[Allan Quatermain by by H. Rider Haggard]@TWC D-Link book
Allan Quatermain

CHAPTER XXII
5/17

'Welcome -- a welcome to thee, brave heart! Ow! for the man who can die like a man; ow! for the death grip and the ringing of steel.
Ow! we are ready.

We wet our beaks like eagles, our spears flash in the sun; we shake our assegais, and are hungry to fight.
Who comes to give greeting to the Chieftainess [Inkosi-kaas]?
Who would taste her kiss, whereof the fruit is death?
I, the Woodpecker, I, the Slaughterer, I the Swiftfooted! I, Umslopogaas, of the tribe of the Maquilisini, of the people of Amazulu, a captain of the regiment of the Nkomabakosi: I, Umslopogaas, the son of Indabazimbi, the son of Arpi the son of Mosilikaatze, I of the royal blood of T'Chaka, I of the King's House, I the Ringed Man, I the Induna, I call to them as a buck calls, I challenge them, I await them.

Ow! it is thou, it is thou!' As he spake, or rather chanted, his wild war-song, the armed men, among whom in the growing light I recognized both Nasta and Agon, came streaming up the stair with a rush, and one big fellow, armed with a heavy spear, dashed up the ten semicircular steps ahead of his comrades and struck at the great Zulu with the spear.

Umslopogaas moved his body but not his legs, so that the blow missed him, and next instant Inkosi-kaas crashed through headpiece, hair and skull, and the man's corpse was rattling down the steps.

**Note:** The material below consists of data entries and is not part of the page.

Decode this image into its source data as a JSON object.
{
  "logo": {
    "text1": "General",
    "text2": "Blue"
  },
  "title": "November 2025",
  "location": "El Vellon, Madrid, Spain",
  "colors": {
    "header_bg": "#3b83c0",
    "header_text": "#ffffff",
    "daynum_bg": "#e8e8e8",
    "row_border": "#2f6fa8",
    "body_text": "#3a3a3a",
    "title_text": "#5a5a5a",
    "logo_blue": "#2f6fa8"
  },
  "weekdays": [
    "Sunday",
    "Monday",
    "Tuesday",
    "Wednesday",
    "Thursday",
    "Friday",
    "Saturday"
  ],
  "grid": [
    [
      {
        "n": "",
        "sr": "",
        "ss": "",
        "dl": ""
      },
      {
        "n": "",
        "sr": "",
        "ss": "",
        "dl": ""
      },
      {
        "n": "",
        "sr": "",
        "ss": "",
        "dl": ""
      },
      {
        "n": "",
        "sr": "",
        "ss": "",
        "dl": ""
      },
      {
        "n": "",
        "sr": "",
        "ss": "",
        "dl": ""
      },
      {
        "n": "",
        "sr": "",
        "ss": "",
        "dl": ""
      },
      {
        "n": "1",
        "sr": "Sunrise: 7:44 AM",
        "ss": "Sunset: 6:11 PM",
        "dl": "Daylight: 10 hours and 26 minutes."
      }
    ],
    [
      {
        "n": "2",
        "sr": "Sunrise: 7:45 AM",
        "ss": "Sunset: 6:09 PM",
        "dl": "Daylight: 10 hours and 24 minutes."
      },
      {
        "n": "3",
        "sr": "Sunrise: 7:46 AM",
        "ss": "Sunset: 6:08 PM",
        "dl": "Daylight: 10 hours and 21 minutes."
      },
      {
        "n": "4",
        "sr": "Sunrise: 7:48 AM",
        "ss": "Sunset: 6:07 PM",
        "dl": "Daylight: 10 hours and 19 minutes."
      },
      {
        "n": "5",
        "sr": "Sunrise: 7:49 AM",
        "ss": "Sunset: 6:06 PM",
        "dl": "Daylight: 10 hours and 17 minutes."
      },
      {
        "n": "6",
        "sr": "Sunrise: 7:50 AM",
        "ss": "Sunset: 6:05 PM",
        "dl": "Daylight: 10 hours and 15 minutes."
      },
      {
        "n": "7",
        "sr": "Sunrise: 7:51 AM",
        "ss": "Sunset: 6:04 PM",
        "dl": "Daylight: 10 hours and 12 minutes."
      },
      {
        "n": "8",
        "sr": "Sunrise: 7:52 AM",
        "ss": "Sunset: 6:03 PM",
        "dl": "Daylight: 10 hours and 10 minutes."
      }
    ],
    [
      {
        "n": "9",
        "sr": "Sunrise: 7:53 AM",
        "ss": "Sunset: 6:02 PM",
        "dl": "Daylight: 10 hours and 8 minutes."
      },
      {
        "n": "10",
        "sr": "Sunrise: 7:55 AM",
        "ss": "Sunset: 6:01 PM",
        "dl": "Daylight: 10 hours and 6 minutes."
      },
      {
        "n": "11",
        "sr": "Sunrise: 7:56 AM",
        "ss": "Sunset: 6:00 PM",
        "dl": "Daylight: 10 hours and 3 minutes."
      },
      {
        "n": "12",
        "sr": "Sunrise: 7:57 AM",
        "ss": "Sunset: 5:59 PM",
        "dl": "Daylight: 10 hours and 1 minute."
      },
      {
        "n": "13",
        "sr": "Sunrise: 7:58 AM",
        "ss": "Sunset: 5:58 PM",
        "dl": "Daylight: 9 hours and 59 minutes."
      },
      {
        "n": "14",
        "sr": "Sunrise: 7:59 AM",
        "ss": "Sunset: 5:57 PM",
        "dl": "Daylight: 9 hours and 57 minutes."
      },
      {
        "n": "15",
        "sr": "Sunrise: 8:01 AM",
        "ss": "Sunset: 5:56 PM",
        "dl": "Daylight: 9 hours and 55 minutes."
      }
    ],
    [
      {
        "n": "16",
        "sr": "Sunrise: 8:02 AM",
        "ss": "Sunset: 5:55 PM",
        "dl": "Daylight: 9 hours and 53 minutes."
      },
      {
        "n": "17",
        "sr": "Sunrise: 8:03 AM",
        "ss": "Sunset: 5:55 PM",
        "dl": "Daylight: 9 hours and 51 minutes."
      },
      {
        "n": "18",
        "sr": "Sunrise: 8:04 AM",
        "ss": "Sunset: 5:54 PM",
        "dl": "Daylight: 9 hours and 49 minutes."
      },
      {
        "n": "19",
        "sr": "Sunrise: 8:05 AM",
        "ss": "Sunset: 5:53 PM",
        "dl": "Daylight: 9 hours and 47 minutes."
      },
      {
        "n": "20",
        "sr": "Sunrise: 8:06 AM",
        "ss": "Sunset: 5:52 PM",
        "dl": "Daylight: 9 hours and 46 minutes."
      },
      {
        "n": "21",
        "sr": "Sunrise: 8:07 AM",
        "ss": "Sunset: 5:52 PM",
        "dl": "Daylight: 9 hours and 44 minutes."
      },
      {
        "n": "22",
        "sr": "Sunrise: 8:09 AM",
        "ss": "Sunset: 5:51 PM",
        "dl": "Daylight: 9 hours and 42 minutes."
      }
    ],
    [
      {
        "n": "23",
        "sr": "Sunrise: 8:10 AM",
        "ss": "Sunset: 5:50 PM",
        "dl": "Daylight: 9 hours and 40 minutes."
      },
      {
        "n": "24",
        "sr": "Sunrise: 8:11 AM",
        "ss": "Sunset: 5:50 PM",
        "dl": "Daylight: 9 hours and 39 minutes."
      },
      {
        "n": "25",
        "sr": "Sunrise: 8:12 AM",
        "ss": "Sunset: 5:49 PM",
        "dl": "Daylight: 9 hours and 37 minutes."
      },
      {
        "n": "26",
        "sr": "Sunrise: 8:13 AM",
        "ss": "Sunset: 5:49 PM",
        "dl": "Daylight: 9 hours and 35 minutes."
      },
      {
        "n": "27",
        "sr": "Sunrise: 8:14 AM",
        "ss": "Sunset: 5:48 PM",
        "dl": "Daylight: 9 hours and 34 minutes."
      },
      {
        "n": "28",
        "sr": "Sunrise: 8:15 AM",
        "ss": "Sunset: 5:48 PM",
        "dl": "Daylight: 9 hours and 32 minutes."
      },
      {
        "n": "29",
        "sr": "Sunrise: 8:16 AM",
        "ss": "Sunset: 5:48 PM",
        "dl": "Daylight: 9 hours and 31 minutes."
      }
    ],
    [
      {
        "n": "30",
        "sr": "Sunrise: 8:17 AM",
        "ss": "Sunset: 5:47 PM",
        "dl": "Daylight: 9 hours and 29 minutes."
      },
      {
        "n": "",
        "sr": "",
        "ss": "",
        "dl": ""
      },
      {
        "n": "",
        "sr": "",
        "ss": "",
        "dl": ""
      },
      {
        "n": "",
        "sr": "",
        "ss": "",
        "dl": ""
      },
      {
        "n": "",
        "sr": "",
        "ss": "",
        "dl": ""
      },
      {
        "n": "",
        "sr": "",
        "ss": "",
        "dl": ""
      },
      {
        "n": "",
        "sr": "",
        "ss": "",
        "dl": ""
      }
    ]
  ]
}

As he dropped, his round hippopotamus-hide shield fell from his hand on to the marble, and the Zulu stooped down and seized it, still chanting as he did so.
In another second the sturdy Kara had also slain a man, and then began a scene the like of which has not been known to me.
Up rushed the assailants, one, two, three at a time, and as fast as they came, the axe crashed and the sword swung, and down they rolled again, dead or dying.